The current study proposed a light-driven AgNP synthesis mechanism using EPS of C. reinhardtii. In this mechanism, Ag⁺ is first adsorbed by EPS biomolecules while a light-driven reaction reduced Ag⁺ to AgNPs. Although the adsorption of Ag⁺ occurred with and without photons, the EPS-mediated AgNP formation was exclusively light-driven. The production of H⁺ during AgNP synthesis led to the acidification of the reaction mixture. More interestingly, the pH and Ag⁺ were found to concomitantly decrease in the reaction mixture, and the rate of decrease was boosted as light intensity increased.
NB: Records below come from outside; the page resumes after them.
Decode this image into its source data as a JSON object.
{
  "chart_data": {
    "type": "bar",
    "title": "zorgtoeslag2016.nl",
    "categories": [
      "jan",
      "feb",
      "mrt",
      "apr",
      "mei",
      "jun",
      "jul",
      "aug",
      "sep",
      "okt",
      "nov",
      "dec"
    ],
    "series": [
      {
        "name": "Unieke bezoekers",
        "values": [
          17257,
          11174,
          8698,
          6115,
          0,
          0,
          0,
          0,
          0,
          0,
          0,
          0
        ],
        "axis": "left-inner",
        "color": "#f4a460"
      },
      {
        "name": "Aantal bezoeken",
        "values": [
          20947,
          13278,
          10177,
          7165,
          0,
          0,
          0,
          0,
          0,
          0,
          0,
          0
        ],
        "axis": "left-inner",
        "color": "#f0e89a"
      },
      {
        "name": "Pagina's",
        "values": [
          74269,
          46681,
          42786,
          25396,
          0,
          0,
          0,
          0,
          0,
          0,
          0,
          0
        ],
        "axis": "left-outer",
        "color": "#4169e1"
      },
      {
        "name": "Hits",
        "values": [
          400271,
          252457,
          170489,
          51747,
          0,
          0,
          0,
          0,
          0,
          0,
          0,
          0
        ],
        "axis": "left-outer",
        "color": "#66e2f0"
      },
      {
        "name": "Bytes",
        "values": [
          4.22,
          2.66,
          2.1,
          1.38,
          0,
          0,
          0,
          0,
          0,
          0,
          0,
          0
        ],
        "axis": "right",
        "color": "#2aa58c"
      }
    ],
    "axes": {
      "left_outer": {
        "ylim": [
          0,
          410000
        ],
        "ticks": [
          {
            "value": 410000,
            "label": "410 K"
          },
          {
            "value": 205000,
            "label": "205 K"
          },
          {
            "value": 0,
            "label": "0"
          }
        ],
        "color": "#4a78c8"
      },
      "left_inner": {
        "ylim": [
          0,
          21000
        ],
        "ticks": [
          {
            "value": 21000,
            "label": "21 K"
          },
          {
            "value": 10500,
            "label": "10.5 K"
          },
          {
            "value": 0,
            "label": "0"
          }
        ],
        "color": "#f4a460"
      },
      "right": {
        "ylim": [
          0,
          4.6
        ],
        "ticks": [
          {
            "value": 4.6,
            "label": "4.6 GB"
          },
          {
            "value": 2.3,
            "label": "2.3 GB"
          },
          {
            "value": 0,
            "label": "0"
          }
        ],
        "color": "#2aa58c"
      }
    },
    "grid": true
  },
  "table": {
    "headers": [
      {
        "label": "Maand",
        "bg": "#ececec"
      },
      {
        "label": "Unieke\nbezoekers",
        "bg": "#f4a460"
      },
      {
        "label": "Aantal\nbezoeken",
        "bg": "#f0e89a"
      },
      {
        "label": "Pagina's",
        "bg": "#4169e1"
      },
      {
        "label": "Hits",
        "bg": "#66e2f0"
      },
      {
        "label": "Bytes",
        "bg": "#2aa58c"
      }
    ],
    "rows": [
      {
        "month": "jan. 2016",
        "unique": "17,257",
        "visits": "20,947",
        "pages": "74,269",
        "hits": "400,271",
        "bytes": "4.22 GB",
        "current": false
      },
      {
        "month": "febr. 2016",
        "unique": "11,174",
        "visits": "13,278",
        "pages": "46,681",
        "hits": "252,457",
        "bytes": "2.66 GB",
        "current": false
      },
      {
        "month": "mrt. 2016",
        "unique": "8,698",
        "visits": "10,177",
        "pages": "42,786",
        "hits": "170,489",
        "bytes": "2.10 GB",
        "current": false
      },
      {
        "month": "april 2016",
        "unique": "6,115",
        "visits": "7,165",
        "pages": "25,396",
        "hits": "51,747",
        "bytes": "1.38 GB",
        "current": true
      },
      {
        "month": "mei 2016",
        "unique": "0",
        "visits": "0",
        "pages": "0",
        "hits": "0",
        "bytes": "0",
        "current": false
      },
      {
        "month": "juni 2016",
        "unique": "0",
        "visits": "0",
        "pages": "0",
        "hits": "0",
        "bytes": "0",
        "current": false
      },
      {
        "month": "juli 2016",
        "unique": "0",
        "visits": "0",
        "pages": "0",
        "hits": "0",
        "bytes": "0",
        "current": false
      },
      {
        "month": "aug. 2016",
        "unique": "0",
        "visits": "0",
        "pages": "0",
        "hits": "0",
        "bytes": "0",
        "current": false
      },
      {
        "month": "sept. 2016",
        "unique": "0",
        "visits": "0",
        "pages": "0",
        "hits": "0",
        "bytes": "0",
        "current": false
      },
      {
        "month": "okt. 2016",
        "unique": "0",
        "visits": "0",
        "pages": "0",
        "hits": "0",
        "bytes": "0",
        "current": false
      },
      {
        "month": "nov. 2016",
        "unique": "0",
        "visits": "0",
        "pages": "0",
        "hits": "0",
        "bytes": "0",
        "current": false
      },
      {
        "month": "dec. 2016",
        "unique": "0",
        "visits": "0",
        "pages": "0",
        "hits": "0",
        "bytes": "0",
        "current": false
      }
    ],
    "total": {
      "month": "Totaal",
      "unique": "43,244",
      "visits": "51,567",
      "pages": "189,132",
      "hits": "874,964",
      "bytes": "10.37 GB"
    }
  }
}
The kinetics and yield of AgNP synthesis were dependent on both EPS concentration and light intensity. Additionally, several functional groups, including –COOH, OH⁻, and C–O–C from EPS biomolecules, have been suggested to be contributors to the conversion of Ag⁺ to Ag⁰ and the stabilization of the as-produced AgNPs. It was also demonstrated that as EPS concentration was reduced, the stability of the AgNPs in solution was also reduced. Moreover, the stabilization process was found to occur independently of photon input. The most significant discoveries from the current study include: (i) a direct role played by the EPS by adsorbing Ag⁺ and (ii) the constitutive relationship between the light intensity, EPS concentration, and biosynthesis of AgNPs. However, further characterization of the EPS and AgNPs is required to shed light on this process. In addition, adsorption coefficient and the conversion of adsorbed Ag⁺ to AgNPs need to be determined in order to develop scalable PBR and EPS–PBR–wastewater systems.